Con humildad y tristeza,

Andrea.


Dejo caer el papel empapado por mis lágrimas, que ahora forman un torrente imparable. Lloro con una intensidad desgarradora, sosteniendo mi rostro con manos que aún tiemblan. Sin importarme el frío, me levanto impulsivamente, salgo de mi departamento sin abrigarme, y corro por las calles, indiferente al juicio ajeno. Finalmente, llego al lugar donde descansa mi Ángel. Caigo de rodillas, mis palmas presionan su lápida. Grito con furia hasta que mi garganta arde, una tormenta interna que se desata sin control.

Mi cuerpo es costal pesado, experimento una inestabilidad lacerante. Me siento como aquella noche devastadora. La inestabilidad que atravieso es como un aguijón que no cesa, como si estuviera atrapado en una vorágine emocional sin salida. Mi respiración es lenta, forzada, una carga que me recuerda que sigo viva, y mi hijo muerto lejos de mí. Esa carta de la persona que me daño, solo aviva cada recuerdo, todo vuelve a transitar en mi mente como una película tortuosa. 

—¡¿Por qué?! ¡¿Por qué?! ¡¿Por qué?! —chillo con agudeza. 

¿Soy capaz de perdonarla? ¿Sus disculpas son sinceras? Nunca me pregunte nada de ello, no quería recordar a esa mujer, que actuó con alevosía. Preferí enfocarme en la pena del recuerdo de mi hijo perdido a causas de sus manos.

Necesito respuesta.

Ruego en mi mente.

En el silencio del cementerio, los recuerdos se entrelazaban con el eco de la carta en mi mente. Las palabras de Andrea resonaban, y yo, paralizada por la indecisión, buscaba una respuesta. Mis ojos cerrados, las lágrimas caían libremente, ahogada por el peso del perdón.

En un momento de desesperación, mientras la angustia se apoderaba de mí, una sensación inexplicable me invadió. Una suave caricia en mi brazo rompió el silencio, seguida por una voz diminuta pero clara: “Perdónala, mami”
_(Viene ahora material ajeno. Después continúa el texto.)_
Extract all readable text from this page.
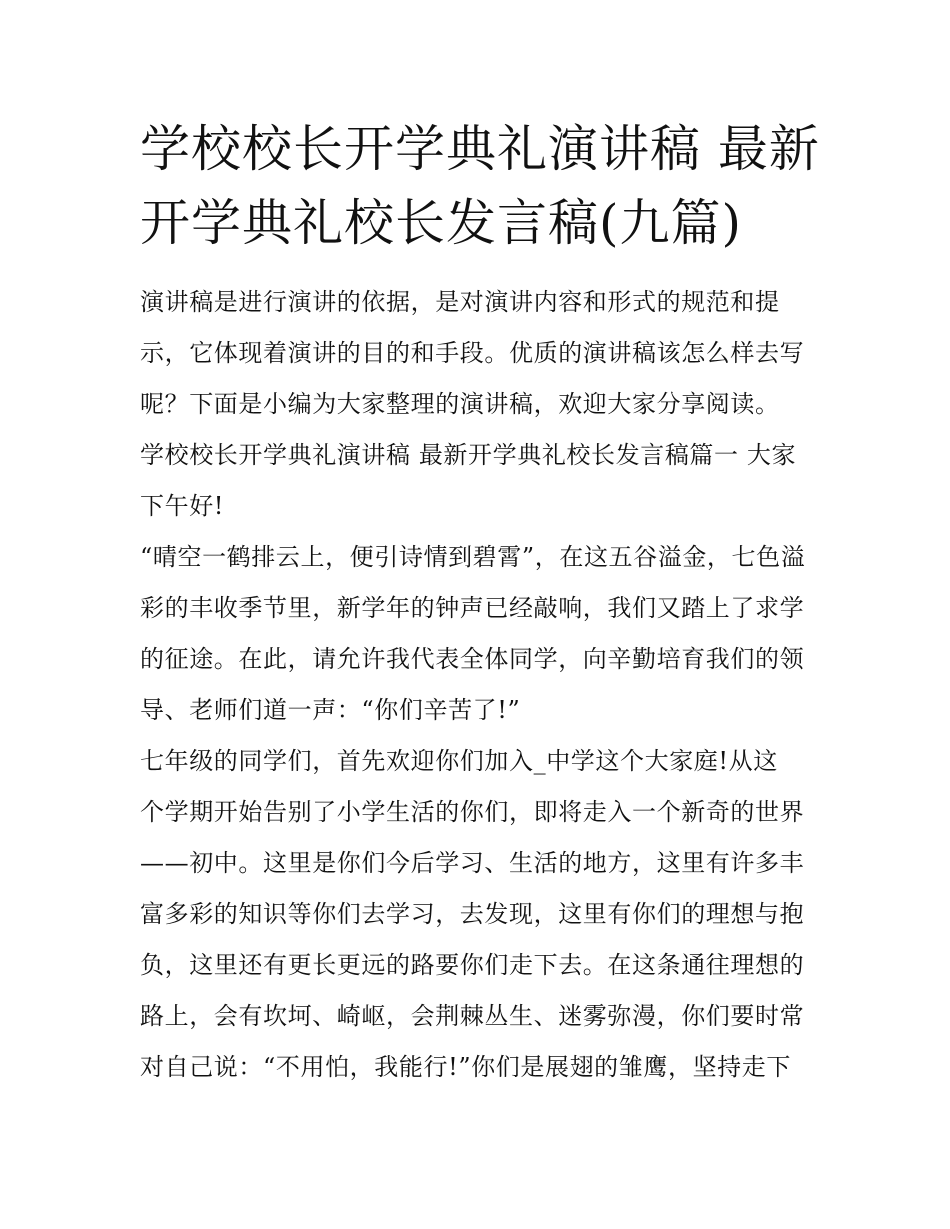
学校校长开学典礼演讲稿 最新
开学典礼校长发言稿(九篇)
演讲稿是进行演讲的依据，是对演讲内容和形式的规范和提
示，它体现着演讲的目的和手段。优质的演讲稿该怎么样去写
呢？下面是小编为大家整理的演讲稿，欢迎大家分享阅读。
学校校长开学典礼演讲稿 最新开学典礼校长发言稿篇一 大家
下午好!
“晴空一鹤排云上，便引诗情到碧霄”，在这五谷溢金，七色溢
彩的丰收季节里，新学年的钟声已经敲响，我们又踏上了求学
的征途。在此，请允许我代表全体同学，向辛勤培育我们的领
导、老师们道一声：“你们辛苦了!”
七年级的同学们，首先欢迎你们加入_中学这个大家庭!从这
个学期开始告别了小学生活的你们，即将走入一个新奇的世界
——初中。这里是你们今后学习、生活的地方，这里有许多丰
富多彩的知识等你们去学习，去发现，这里有你们的理想与抱
负，这里还有更长更远的路要你们走下去。在这条通往理想的
路上，会有坎坷、崎岖，会荆棘丛生、迷雾弥漫，你们要时常
对自己说：“不用怕，我能行!”你们是展翅的雏鹰，坚持走下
El impacto me hizo abrir los ojos de golpe, mi corazón latiendo descontroladamente. Me incorporé bruscamente, sorprendida y conmocionada. Mi mano instintivamente tocó mi pecho, sintiendo cómo mi corazón palpitaba con intensidad. Mis cristalizados ojos buscaban con desesperación el origen de esa voz. Palpo el lugar donde recibí aquel toque suave, ¿ya estoy alucinando?

Un torrente de emociones me abruma, y con temblores en mi cuerpo, me arrodillé lentamente de nuevo. La suavidad del gesto en mi brazo se convirtió en un abrazo invisible, guiándome de nuevo hacia la tumba de mi querido Ángel.

Con un susurro apenas audible, acaricié la lápida de Ángel. Mis lágrimas fluían sin control, pero algo dentro de mí empezó a calmarse. Un destello de comprensión y perdón se reflejó en mí, con esfuerzo, controlé mi respiración. ¿Es el deseo de mi pequeño desde el más allá? Miro al cielo, una explosión de fuegos artificiales me provocan susto. Los contemplé, durante unos instantes, formaban figuras, incluso la del niño jesús en su pesebre. Los vellos de mi piel sé erizando, aleje mi vista.

Entre sollozos, con una sonrisa llena de tristeza y una afirmación silenciosa, dirigí mis palabras hacia la tumba:

—Te perdono, Andrea, ojalá encuentres la paz —mis ojos cerrados, mi mente rogaba por tranquilidad, por sanación, por encontrar un camino hacia adelante.